February 9, 2011
The great debate: To win or not to win in kids sports
By TED WYMAN, QMI Agency
There’s something magical about the collective joy that runs through members of a team when they experience the thrill of victory.
Each of the players on the team feels some contribution to the achievement and carries motivation to repeat the euphoria in the next game.
Winning is not everything but it’s a big factor in sports ... a big factor which soon may be eliminated from sports like soccer and hockey for children aged 12 and under.
I’m not an advocate of the change, but I had a good chance Wednesday to debate the issue with someone who is strongly in favour of such a move.
Kathryn McKenzie is a personal trainer at Surefire Fitness and a competitive athlete, who plays and coaches golf, tennis, volleyball and hockey, some of them at an elite level.
She has some good points on an issue which has been dominated by voices from the “are they out of their minds” viewpoint.
“I do think it’s a great idea for a number of reasons,” McKenzie said. “The move to take the competitive aspect out is a positive one in that more kids will be able to participate and play and the idea is that they will have a positive experience just being out there and hopefully will continue to play sports and be more active into adult life.”
Some would argue that if you can’t take the heat, get out of the sauna. Players who thrive on competition will succeed in the sport while those who don’t just might not be cut out for the playing field.
McKenzie argues that kids need more time to come to that conclusion and raising the age for non-competitive games might help.
“By making everything competitive at such a young age, we are actually turning young kids away from sport by giving them a negative experience if they’re not on the best team or they don’t win the trophy or they feel like a loser because they didn’t score a goal,” McKenzie said.
“There are numerous benefits to being competitive and playing for a score but I don’t know if, at such a young age, it’s all that necessary.”
Of course, it depends on whether your provincial sports organization wants to develop better athletes or simply better people.
No doubt the additional non-competitive games could help make better citizens who understand the fundamentals of fair play.
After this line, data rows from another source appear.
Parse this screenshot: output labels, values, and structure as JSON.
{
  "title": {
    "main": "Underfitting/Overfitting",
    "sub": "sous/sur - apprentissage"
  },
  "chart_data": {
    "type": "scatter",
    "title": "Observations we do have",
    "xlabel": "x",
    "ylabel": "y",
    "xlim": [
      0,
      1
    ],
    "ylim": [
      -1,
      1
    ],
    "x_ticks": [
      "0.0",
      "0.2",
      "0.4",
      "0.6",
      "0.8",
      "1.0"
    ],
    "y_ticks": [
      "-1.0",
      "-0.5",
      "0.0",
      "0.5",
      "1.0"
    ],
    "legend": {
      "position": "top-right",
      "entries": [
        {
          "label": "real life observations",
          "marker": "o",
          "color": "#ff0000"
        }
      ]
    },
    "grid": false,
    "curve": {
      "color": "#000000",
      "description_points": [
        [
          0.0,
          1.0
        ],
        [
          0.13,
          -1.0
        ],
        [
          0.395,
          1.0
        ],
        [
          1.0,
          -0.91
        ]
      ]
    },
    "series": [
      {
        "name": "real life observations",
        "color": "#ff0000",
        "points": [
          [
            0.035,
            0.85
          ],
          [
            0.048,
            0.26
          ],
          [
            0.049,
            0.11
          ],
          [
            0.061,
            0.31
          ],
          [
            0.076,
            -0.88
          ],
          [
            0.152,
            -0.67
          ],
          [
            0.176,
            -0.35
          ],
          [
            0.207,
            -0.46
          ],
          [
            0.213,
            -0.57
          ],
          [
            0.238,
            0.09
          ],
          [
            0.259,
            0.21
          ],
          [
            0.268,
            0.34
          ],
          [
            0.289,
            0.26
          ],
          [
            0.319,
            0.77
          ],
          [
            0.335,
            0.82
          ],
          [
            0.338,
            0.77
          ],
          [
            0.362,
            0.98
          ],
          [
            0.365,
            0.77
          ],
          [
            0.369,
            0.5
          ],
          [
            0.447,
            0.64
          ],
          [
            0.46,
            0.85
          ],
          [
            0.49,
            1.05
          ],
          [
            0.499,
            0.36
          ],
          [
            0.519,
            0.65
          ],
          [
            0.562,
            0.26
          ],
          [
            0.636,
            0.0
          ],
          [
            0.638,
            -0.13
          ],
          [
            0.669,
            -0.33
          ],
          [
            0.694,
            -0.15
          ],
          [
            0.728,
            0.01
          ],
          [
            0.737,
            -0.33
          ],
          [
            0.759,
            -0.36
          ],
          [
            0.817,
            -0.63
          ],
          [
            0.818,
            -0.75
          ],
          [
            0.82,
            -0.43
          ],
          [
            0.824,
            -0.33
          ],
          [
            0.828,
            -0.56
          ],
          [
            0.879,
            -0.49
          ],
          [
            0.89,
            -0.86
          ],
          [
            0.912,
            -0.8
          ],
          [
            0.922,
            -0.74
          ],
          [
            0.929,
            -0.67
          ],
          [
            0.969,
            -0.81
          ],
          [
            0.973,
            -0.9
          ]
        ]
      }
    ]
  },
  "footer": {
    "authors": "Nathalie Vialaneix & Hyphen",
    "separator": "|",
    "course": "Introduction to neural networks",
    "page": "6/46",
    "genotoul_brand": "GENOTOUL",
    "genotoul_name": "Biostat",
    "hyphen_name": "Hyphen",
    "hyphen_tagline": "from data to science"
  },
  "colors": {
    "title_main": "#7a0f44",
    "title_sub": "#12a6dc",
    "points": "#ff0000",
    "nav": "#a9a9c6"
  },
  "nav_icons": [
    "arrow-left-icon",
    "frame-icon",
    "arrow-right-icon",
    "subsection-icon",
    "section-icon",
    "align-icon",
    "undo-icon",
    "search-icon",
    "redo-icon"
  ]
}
But will they really be better soccer or hockey players when they never experience tournaments, or playoffs or championship games?
“I don’t think it will hurt the development of the long-term competitive or elite athlete and I think it will develop better people,” McKenzie said.
“Developing well-rounded athletes that play numerous sports well into their teens is a better way to go in terms of training even high-performance and competitive athletes.”
Personally, I think it will hurt the development of athletes in terms of skill because up until the age of 12 they won’t be playing games at the highest possible level, giving that extra ounce of effort when games are on the line, pushing their bodies to try to achieve something athletes have striven for, for centuries.
At age 13, that new concept will be introduced and our athletes will be behind the rest of the world.
It’s a great debate, though. Thanks, Kate.